I read an article this week titled “From ‘No Doc’ to ‘Every
Doc’” on Fox Business. In the article the author complained that
lenders have become too strict and make the mortgage process too cumbersome for
borrowers. At the same time he
rightfully acknowledged that if given the choice between the two, “Every Doc”
is a healthier choice than “No Doc” for borrowers, lenders, and the overall
economy. If you have read articles or
heard stories about how difficult it is to get a loan these days, here are a
few tips to help ensure the process is a smooth one.
Have a Documentable
Source of Income
For most people this is easy. Employees of companies receive paystubs and
W-2’s and their documentation is fairly straight forward. When fluctuating sources of income come into
play like commission or overtime additional documentation will be
required. Those types of income can be
used for qualification provided they are consistent or improving year over
year, and are documented for at least 2 years.
Self-employed borrowers have had the toughest transition
since the days of “no doc” or stated income loans. Many business owners write-off so many
expenses on their tax returns that their remaining documented qualifying income
isn’t adequate for the loan amount they seek.
Knowing that they need to provide their lender with two years of
personal and business tax returns, self-employed individuals should plan ahead
and thoroughly consider all expenses in the year or two proceeding when they
expect to apply for a mortgage.
Make Sure Down
Payment Funds are in a Documented Account
Most buyers save up their down payment in an account in
their own name. Sometimes documenting a
down payment can get complicated if the funds are in a business account. This situation is not uncommon with
self-employed borrowers and can lead to additional documentation.

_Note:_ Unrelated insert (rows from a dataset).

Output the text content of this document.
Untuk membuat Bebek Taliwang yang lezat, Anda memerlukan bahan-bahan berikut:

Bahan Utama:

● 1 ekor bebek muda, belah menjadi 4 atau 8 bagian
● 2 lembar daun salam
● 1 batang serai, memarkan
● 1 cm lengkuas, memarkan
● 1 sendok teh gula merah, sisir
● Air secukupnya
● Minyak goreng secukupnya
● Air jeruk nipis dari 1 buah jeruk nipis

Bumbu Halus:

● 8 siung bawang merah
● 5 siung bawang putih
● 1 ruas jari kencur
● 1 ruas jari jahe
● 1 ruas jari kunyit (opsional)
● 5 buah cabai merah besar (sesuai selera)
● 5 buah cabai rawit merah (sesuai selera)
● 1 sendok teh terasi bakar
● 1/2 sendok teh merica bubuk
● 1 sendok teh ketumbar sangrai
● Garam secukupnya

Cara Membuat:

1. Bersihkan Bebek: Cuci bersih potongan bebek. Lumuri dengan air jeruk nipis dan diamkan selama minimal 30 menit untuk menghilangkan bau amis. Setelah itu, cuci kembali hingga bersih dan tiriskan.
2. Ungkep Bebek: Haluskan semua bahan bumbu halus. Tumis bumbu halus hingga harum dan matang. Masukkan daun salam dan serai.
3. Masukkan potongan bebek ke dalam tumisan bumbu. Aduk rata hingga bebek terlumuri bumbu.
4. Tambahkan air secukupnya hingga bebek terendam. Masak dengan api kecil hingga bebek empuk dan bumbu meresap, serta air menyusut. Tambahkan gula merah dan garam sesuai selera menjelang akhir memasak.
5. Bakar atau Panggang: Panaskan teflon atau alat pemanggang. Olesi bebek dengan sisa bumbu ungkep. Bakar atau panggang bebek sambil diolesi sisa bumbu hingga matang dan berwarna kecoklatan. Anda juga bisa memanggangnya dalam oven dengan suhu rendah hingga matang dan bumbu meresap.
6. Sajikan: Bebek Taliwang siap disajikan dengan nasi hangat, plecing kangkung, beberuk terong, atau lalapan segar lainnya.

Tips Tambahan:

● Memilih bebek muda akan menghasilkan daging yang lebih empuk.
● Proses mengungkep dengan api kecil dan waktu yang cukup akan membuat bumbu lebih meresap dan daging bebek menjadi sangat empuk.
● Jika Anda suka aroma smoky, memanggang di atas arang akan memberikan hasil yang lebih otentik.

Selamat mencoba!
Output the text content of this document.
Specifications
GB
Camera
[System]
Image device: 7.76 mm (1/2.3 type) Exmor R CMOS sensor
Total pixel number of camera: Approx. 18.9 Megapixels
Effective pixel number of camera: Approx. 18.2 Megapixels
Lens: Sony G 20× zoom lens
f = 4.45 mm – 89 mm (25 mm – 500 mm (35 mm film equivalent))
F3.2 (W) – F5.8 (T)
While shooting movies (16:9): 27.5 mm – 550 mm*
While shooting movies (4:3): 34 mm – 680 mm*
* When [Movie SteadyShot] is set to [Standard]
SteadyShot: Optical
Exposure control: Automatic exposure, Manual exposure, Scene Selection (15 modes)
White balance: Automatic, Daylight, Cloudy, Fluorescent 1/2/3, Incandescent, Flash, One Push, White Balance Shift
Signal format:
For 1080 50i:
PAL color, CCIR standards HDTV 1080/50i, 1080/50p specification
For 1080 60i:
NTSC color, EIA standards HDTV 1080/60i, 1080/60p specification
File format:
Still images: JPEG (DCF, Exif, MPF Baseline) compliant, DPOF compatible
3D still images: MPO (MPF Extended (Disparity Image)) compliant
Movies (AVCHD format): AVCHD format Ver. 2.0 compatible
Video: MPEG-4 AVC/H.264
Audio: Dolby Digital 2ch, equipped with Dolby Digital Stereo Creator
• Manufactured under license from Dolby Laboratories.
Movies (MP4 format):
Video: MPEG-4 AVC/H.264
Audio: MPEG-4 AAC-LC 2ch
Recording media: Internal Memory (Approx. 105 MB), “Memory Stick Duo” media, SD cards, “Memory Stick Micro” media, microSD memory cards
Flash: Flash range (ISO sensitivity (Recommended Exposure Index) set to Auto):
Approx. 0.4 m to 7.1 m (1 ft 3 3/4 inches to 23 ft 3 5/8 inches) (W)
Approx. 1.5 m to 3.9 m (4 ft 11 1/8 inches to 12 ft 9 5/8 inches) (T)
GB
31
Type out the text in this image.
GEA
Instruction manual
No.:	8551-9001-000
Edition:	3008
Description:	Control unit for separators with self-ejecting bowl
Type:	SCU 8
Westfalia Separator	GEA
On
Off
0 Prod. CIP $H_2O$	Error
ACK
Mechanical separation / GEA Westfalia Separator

If the down payment funds are in an account that doesn’t
belong to the borrower, then a gift needs to be documented between the owner of
the account and the borrower. Sometimes
the borrower sells an asset, like a car, that also must be documented so that
the down payment funds can be sourced.
When reviewing bank statements to document the down payment,
the lender will question any large non-payroll deposit that is greater than 25%
of the borrower’s monthly gross income.
Since most of the purchase price is covered by a loan, the lender is
trying to make sure that the borrower has their own assets (or a documented
gift) into the property. It’s their
“skin in the game.”
Don’t Add Any New
Debt during the Process
While purchasing a home, please don’t purchase a car or any
other large item that will cause one to incur debt. Also, if one is purchasing new furniture or
appliances for the home, be sure not to buy it on credit without consulting
with your loan originator first.
When thinking about buying a home, the first person one
should speak with is a licensed mortgage professional. Most real estate agents that value their time
won’t even show a buyer a home until they have been pre-qualified by a
lender. Consult with your lender first.